Heute ging es nach Steyerberg. Maik hatte einen sechsstündigen Trainingstag eingeplant, damit wir heute eine ordentliche Strecke schaffen. Mit lecker Essen bepackt, welches uns eine Mittagsbuffet zaubern sollte, kamen wir alle nach und nach an.

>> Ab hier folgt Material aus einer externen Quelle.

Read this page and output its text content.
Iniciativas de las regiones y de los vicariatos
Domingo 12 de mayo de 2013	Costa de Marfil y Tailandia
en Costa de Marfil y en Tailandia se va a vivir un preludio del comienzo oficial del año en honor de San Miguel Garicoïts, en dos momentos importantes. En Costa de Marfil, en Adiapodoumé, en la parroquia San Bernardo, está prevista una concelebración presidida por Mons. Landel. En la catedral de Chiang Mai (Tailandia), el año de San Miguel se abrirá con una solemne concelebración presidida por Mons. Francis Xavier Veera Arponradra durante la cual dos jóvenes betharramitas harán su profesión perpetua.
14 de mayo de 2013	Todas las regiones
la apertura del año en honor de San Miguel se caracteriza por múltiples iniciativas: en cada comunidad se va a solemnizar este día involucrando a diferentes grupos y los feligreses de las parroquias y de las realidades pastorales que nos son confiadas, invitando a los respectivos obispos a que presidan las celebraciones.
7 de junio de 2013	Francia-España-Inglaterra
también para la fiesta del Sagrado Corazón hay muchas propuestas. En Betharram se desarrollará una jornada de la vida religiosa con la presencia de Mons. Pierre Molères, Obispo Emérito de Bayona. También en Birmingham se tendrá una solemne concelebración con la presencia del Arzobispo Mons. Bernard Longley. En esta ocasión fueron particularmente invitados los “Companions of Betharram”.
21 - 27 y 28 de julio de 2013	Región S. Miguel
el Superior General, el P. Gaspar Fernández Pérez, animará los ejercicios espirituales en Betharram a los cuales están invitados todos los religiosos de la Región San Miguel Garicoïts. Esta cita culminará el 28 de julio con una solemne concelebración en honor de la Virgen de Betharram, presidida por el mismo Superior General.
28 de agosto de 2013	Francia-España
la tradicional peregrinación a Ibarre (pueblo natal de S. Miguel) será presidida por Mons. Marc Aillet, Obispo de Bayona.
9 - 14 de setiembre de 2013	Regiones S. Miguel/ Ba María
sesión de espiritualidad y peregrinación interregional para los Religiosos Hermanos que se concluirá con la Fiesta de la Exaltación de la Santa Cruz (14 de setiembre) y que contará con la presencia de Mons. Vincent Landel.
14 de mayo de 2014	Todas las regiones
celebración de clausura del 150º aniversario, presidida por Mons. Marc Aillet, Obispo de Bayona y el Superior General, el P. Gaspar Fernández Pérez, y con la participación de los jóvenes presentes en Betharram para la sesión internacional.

Ohne großes Trallala ging’s gleich zur Sache. Zu unserem Entsetzen standen wir nach wenigen Minuten auf einem superglatten, mit einer ordentlichen Schicht Staub beschichteten Hallenboden. Die Motivation erhielt einen ziemlichen Schlag ins Gesicht. Aber von sowas lassen wir uns nicht abhalten. Todesmutig trauten wir uns die ersten Schritten und eroberten langsam unsere Sicherheit zurück. Auch wenn der Glättefaktor immer noch ein bisschen für Scheu vorm Tempo sorgte.
Wir bastelten, zählten, klärten, motzten, fielen, holten uns blaue Flecke und bekamen nette Rollenabdrücke an diversen Körperteilen. Nichts desto Trotz standen wir immer wieder auf, wiederholten einzelne Passagen und kamen auch ein Stück weiter. Das Ende ist also nicht mehr ganz so fern.
Auch wenn wir es heute nicht geschafft haben, unser Programm zu beenden, wird es sicher nicht mehr lange dauern. Wenn wir alle jetzt reinklotzen, uns konzentrieren, den ein oder anderen ängstlichen Moment in der Kür durchstehen, den Teamgeist zum Leben erwecken und die Unsicherheit besiegen, hier und dort mal die Augen auf die anderen zu richten, um eine Orientierung vom Gesamtbild zu bekommen, werden wir sicherlich an den Erfolg der letzten Saison anknüpfen können.
Es wäre schließlich nicht ratsam eine Euro sausen zu lassen, wenn sie doch so dicht vor der Nase liegt!